Güncelleme Tarihi:
Hürrem Sultan, Kanuni Sultan Süleyman Devri’nin en zeki ve en hassas tanığı. Zeki olduğunu hem yazdıklarından, hem de kendisi ile ilgili olayları istediği gibi yönlendirmesinden anlıyoruz. Hassas çünkü her olay Osmanlı İmparatorluğu’nun kaderini etkilediği gibi, kendi geleceğini de şekillendiriyor.
46 yıl süren Kanuni Sultan Süleyman Devri, ‘Muhteşem Bir Yarım Yüzyıl mı?’ Hürrem Sultan, Osmanlı İmparatorluğu’nun gerilemesine sebep oldu mu? Yoksa o sadece bir günah keçisi mi?
Düşsel bir söyleşi olarak yazılan bu kitapta, bu soruların cevaplarını bulacak ve insan ruhunun derinliklerine bir yolculuğa çıkacaksınız.
HÜRREM SULTAN İLE SÖYLEŞİ
Hürrem Sultan... Osmanlı İmparatorluğu’nu çöküşe sürüklemekle suçlanan kadın... Ama şimdi konuşma sırası onda.
Padişahın hareminden çıkıp koca imparatorluğun kaderinde söz sahibi olacak konuma yükselen Hürrem Sultan,
tam beş asır sonra kendini savunma fırsatı buluyor.
“Benim Sultanım, şehir hakkında soracak olursanız; şimdilik henüz hastalık devam etmektedir. Ancak evvelki gibi değildir... Benim Sultanım, sık sık mübarek mektubunuzu gönderirsiniz diye yalvarırım. Zira ki, billah yalan değil, bir iki hafta geçip de ulak gelmezse alem gulguleye gelir. Türlü türlü sözler söylenir. Yoksa sadece kendi nefsim için istediğimi sanmayınız.”
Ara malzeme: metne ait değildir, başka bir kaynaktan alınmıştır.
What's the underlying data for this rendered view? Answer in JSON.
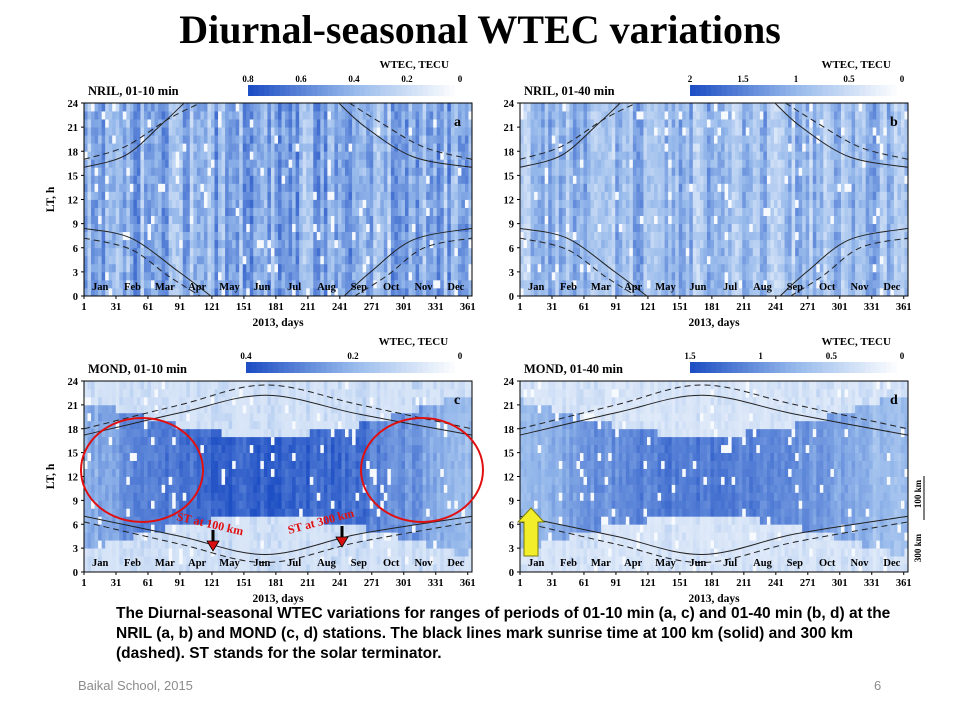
{
  "slide": {
    "title": "Diurnal-seasonal WTEC variations",
    "caption": "The Diurnal-seasonal WTEC variations for ranges of periods of 01-10 min (a, c) and 01-40 min (b, d) at the NRIL (a, b) and MOND (c, d) stations. The black lines mark sunrise time at 100 km (solid) and 300 km (dashed). ST  stands for the solar terminator.",
    "footer_left": "Baikal School, 2015",
    "page_number": "6"
  },
  "colors": {
    "heatmap_low": "#ffffff",
    "heatmap_high": "#1f4fc4",
    "circle": "#e01010",
    "arrow_red": "#d81010",
    "arrow_yellow": "#f2ee2a",
    "annotation_text": "#e01010"
  },
  "chart_data": [
    {
      "type": "heatmap",
      "panel_letter": "a",
      "station_label": "NRIL,   01-10 min",
      "colorbar_title": "WTEC, TECU",
      "colorbar_ticks": [
        "0.8",
        "0.6",
        "0.4",
        "0.2",
        "0"
      ],
      "ylabel": "LT, h",
      "xlabel": "2013, days",
      "x_ticks": [
        "1",
        "31",
        "61",
        "91",
        "121",
        "151",
        "181",
        "211",
        "241",
        "271",
        "301",
        "331",
        "361"
      ],
      "y_ticks": [
        "0",
        "3",
        "6",
        "9",
        "12",
        "15",
        "18",
        "21",
        "24"
      ],
      "months": [
        "Jan",
        "Feb",
        "Mar",
        "Apr",
        "May",
        "Jun",
        "Jul",
        "Aug",
        "Sep",
        "Oct",
        "Nov",
        "Dec"
      ],
      "xlim": [
        1,
        365
      ],
      "ylim": [
        0,
        24
      ],
      "terminator_100km": [
        {
          "x": [
            1,
            45,
            90,
            120
          ],
          "y": [
            8.4,
            7.2,
            3.0,
            0
          ]
        },
        {
          "x": [
            1,
            40,
            75,
            95
          ],
          "y": [
            16.0,
            17.5,
            21.5,
            24
          ]
        },
        {
          "x": [
            245,
            270,
            310,
            365
          ],
          "y": [
            0,
            3.0,
            7.0,
            8.4
          ]
        },
        {
          "x": [
            240,
            265,
            310,
            365
          ],
          "y": [
            24,
            21.0,
            17.3,
            16.0
          ]
        }
      ],
      "terminator_300km": [
        {
          "x": [
            1,
            45,
            80,
            110
          ],
          "y": [
            7.2,
            5.8,
            2.5,
            0
          ]
        },
        {
          "x": [
            1,
            40,
            80,
            110
          ],
          "y": [
            17.0,
            18.6,
            22.0,
            24
          ]
        },
        {
          "x": [
            255,
            285,
            320,
            365
          ],
          "y": [
            0,
            2.5,
            6.0,
            7.2
          ]
        },
        {
          "x": [
            250,
            280,
            320,
            365
          ],
          "y": [
            24,
            21.5,
            18.5,
            17.0
          ]
        }
      ]
    },
    {
      "type": "heatmap",
      "panel_letter": "b",
      "station_label": "NRIL,   01-40 min",
      "colorbar_title": "WTEC, TECU",
      "colorbar_ticks": [
        "2",
        "1.5",
        "1",
        "0.5",
        "0"
      ],
      "ylabel": "",
      "xlabel": "2013, days",
      "x_ticks": [
        "1",
        "31",
        "61",
        "91",
        "121",
        "151",
        "181",
        "211",
        "241",
        "271",
        "301",
        "331",
        "361"
      ],
      "y_ticks": [
        "0",
        "3",
        "6",
        "9",
        "12",
        "15",
        "18",
        "21",
        "24"
      ],
      "months": [
        "Jan",
        "Feb",
        "Mar",
        "Apr",
        "May",
        "Jun",
        "Jul",
        "Aug",
        "Sep",
        "Oct",
        "Nov",
        "Dec"
      ],
      "xlim": [
        1,
        365
      ],
      "ylim": [
        0,
        24
      ],
      "terminator_100km": [
        {
          "x": [
            1,
            45,
            90,
            120
          ],
          "y": [
            8.4,
            7.2,
            3.0,
            0
          ]
        },
        {
          "x": [
            1,
            40,
            75,
            95
          ],
          "y": [
            16.0,
            17.5,
            21.5,
            24
          ]
        },
        {
          "x": [
            245,
            270,
            310,
            365
          ],
          "y": [
            0,
            3.0,
            7.0,
            8.4
          ]
        },
        {
          "x": [
            240,
            265,
            310,
            365
          ],
          "y": [
            24,
            21.0,
            17.3,
            16.0
          ]
        }
      ],
      "terminator_300km": [
        {
          "x": [
            1,
            45,
            80,
            110
          ],
          "y": [
            7.2,
            5.8,
            2.5,
            0
          ]
        },
        {
          "x": [
            1,
            40,
            80,
            110
          ],
          "y": [
            17.0,
            18.6,
            22.0,
            24
          ]
        },
        {
          "x": [
            255,
            285,
            320,
            365
          ],
          "y": [
            0,
            2.5,
            6.0,
            7.2
          ]
        },
        {
          "x": [
            250,
            280,
            320,
            365
          ],
          "y": [
            24,
            21.5,
            18.5,
            17.0
          ]
        }
      ]
    },
    {
      "type": "heatmap",
      "panel_letter": "c",
      "station_label": "MOND,   01-10 min",
      "colorbar_title": "WTEC, TECU",
      "colorbar_ticks": [
        "0.4",
        "0.2",
        "0"
      ],
      "ylabel": "LT, h",
      "xlabel": "2013, days",
      "x_ticks": [
        "1",
        "31",
        "61",
        "91",
        "121",
        "151",
        "181",
        "211",
        "241",
        "271",
        "301",
        "331",
        "361"
      ],
      "y_ticks": [
        "0",
        "3",
        "6",
        "9",
        "12",
        "15",
        "18",
        "21",
        "24"
      ],
      "months": [
        "Jan",
        "Feb",
        "Mar",
        "Apr",
        "May",
        "Jun",
        "Jul",
        "Aug",
        "Sep",
        "Oct",
        "Nov",
        "Dec"
      ],
      "xlim": [
        1,
        365
      ],
      "ylim": [
        0,
        24
      ],
      "terminator_100km": [
        {
          "x": [
            1,
            91,
            172,
            260,
            365
          ],
          "y": [
            7.0,
            4.5,
            2.2,
            4.8,
            7.0
          ]
        },
        {
          "x": [
            1,
            91,
            172,
            260,
            365
          ],
          "y": [
            17.2,
            20.0,
            22.2,
            19.8,
            17.2
          ]
        }
      ],
      "terminator_300km": [
        {
          "x": [
            1,
            91,
            172,
            260,
            365
          ],
          "y": [
            6.3,
            3.5,
            1.2,
            3.8,
            6.3
          ]
        },
        {
          "x": [
            1,
            91,
            172,
            260,
            365
          ],
          "y": [
            18.0,
            21.0,
            23.5,
            21.0,
            18.0
          ]
        }
      ],
      "annotations": [
        "ST at 100 km",
        "ST at 300 km"
      ]
    },
    {
      "type": "heatmap",
      "panel_letter": "d",
      "station_label": "MOND,   01-40 min",
      "colorbar_title": "WTEC, TECU",
      "colorbar_ticks": [
        "1.5",
        "1",
        "0.5",
        "0"
      ],
      "ylabel": "",
      "xlabel": "2013, days",
      "x_ticks": [
        "1",
        "31",
        "61",
        "91",
        "121",
        "151",
        "181",
        "211",
        "241",
        "271",
        "301",
        "331",
        "361"
      ],
      "y_ticks": [
        "0",
        "3",
        "6",
        "9",
        "12",
        "15",
        "18",
        "21",
        "24"
      ],
      "months": [
        "Jan",
        "Feb",
        "Mar",
        "Apr",
        "May",
        "Jun",
        "Jul",
        "Aug",
        "Sep",
        "Oct",
        "Nov",
        "Dec"
      ],
      "xlim": [
        1,
        365
      ],
      "ylim": [
        0,
        24
      ],
      "terminator_100km": [
        {
          "x": [
            1,
            91,
            172,
            260,
            365
          ],
          "y": [
            7.0,
            4.5,
            2.2,
            4.8,
            7.0
          ]
        },
        {
          "x": [
            1,
            91,
            172,
            260,
            365
          ],
          "y": [
            17.2,
            20.0,
            22.2,
            19.8,
            17.2
          ]
        }
      ],
      "terminator_300km": [
        {
          "x": [
            1,
            91,
            172,
            260,
            365
          ],
          "y": [
            6.3,
            3.5,
            1.2,
            3.8,
            6.3
          ]
        },
        {
          "x": [
            1,
            91,
            172,
            260,
            365
          ],
          "y": [
            18.0,
            21.0,
            23.5,
            21.0,
            18.0
          ]
        }
      ],
      "side_scale_labels": [
        "100 km",
        "300 km"
      ]
    }
  ]
}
Adnan Nur Baykal, Hürrem Sultan’ı farklı bir ışık altında değerlendirdiği kitabını düşsel bir söyleşi biçiminde kurgulamış. Bu güçlü şahsiyeti, konusuna iyi hazırlanmış bir gazetecinin -ya da televizyoncunun- sorabileceği sorulara olası yanıtlarıyla tanıyoruz.